A  wouldn't preserve the email format
C&D maskedReader roles still grant access to the underlying values.
the only option is B

raaad · Answer

- The reason option C works well is that dynamic data masking in BigQuery allows the underlying data to remain unaltered (thus preserving the ability to join on this field), while also preventing analysts from viewing the actual PII. 
- The analysts can query and join the data as needed for their analysis, but when they access the data, the email field will be masked according to the policy tag, and they will only see the masked version.

Jordan18 · Answer

why not B?

ML6 · Answer

A) masking = replace with a surrogate character like # or * = output not unique, so cannot apply joins
C and D) question specifies to de-identify BEFORE loading into BQ, whereas these options perform dynamic masking IN BigQuery.

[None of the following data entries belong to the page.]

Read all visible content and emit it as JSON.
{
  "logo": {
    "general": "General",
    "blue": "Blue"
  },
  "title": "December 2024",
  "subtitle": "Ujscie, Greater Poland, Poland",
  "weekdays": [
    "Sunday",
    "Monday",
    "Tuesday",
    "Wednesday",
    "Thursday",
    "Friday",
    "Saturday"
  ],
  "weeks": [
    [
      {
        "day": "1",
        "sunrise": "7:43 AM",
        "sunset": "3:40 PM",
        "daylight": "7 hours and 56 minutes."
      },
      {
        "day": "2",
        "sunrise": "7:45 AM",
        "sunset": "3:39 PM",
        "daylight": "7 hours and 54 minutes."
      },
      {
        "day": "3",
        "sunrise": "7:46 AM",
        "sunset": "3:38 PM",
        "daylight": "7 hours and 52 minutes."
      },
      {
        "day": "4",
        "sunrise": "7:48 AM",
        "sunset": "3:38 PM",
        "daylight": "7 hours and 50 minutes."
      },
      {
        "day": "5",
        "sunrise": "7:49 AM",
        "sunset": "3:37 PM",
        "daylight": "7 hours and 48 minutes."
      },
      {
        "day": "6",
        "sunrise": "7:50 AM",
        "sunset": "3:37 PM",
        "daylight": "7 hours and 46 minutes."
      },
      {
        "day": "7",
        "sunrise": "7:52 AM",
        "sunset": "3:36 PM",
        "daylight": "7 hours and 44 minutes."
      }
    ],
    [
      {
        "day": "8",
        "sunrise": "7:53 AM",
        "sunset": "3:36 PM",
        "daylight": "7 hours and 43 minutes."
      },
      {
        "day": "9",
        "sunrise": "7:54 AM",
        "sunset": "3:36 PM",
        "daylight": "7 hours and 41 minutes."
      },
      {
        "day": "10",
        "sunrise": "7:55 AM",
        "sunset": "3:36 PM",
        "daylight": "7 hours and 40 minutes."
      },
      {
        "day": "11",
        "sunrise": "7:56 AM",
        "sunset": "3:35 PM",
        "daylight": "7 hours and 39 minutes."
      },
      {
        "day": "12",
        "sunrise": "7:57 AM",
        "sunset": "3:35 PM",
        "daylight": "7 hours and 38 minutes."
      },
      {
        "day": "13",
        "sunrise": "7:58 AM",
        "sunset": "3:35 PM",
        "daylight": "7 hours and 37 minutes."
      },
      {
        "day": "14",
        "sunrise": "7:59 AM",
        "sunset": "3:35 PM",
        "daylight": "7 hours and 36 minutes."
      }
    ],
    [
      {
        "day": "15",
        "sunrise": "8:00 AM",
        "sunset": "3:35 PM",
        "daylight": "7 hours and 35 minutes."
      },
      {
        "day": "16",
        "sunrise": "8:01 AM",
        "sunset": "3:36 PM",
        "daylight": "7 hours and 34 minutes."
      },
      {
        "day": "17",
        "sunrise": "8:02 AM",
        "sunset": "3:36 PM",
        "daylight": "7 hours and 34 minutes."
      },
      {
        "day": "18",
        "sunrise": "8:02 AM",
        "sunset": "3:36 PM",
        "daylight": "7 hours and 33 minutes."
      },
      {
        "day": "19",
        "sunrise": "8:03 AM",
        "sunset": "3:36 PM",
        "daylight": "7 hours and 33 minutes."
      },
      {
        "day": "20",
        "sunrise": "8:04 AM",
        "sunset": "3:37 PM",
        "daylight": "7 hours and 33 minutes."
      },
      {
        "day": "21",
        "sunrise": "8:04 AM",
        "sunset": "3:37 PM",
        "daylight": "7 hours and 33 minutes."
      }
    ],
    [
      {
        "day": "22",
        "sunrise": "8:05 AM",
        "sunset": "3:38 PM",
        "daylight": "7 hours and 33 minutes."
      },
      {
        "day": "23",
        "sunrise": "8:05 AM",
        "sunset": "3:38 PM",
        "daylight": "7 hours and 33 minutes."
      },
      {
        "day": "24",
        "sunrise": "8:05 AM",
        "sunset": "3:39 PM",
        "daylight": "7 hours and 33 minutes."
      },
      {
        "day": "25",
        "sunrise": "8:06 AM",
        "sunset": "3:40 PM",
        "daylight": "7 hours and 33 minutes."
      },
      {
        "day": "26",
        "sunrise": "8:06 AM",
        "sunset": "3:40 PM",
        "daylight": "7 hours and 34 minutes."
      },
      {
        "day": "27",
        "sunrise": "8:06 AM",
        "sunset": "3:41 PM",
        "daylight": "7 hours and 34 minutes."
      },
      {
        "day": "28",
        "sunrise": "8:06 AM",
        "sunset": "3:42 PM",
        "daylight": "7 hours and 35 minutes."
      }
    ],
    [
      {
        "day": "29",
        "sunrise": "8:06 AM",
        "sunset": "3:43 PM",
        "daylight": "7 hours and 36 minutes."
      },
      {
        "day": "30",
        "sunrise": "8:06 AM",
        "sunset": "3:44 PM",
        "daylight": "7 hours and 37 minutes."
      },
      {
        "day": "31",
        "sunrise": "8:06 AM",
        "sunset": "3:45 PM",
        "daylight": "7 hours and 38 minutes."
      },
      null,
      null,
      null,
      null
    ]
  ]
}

Therefore, only valid option is B.

JyoGCP · Answer

Option B
https://cloud.google.com/sensitive-data-protection/docs/pseudonymization

Anudeep58 · Answer

Option A:
Masking: Simple masking might not preserve the uniqueness and joinability of the email field, making it difficult to perform accurate joins between datasets.
Option C and D:
Dynamic Data Masking: These options involve masking the email field dynamically within BigQuery, which does not address the requirement to de-identify data before loading into BigQuery. Additionally, dynamic masking does not prevent access to the actual email data before it is loaded into BigQuery, potentially exposing PII during the data ingestion process.

scaenruy · Answer

D. 1. Load the CSV files from Cloud Storage into a BigQuery table, and enable dynamic data masking.
2. Create a policy tag with the default masking value as the data masking rule.
3. Assign the policy to the email field in both tables.
4. Assign the Identity and Access Management bigquerydatapolicy.maskedReader role for the BigQuery tables to the analysts

GCP001 · Answer

data masking with BQ is correct with email masking rule.
Ref - https://cloud.google.com/bigquery/docs/column-data-masking-intro

Sofiia98 · Answer

I will go for C, because there is a separate type of masking for emails, so whe to use the dafault? https://cloud.google.com/bigquery/docs/column-data-masking-intro#masking_options

Matt_108 · Answer

Option C. The need is to just mask the data to Analyst, without modifying the underlying data. Moreover, it's stored on 2 separate tables and the analysts need to be able to perform joins based on the masked data. Dynamic masking is the right module and the right masking rule is email mask (https://cloud.google.com/bigquery/docs/column-data-masking-intro#masking_options) which guarantees the join capabilities join

chrissamharris · Answer

format-preserving encryption with FFX is required as the analysts want to perform JOINs

Professional Data Engineer Exam - Question 250

Discussion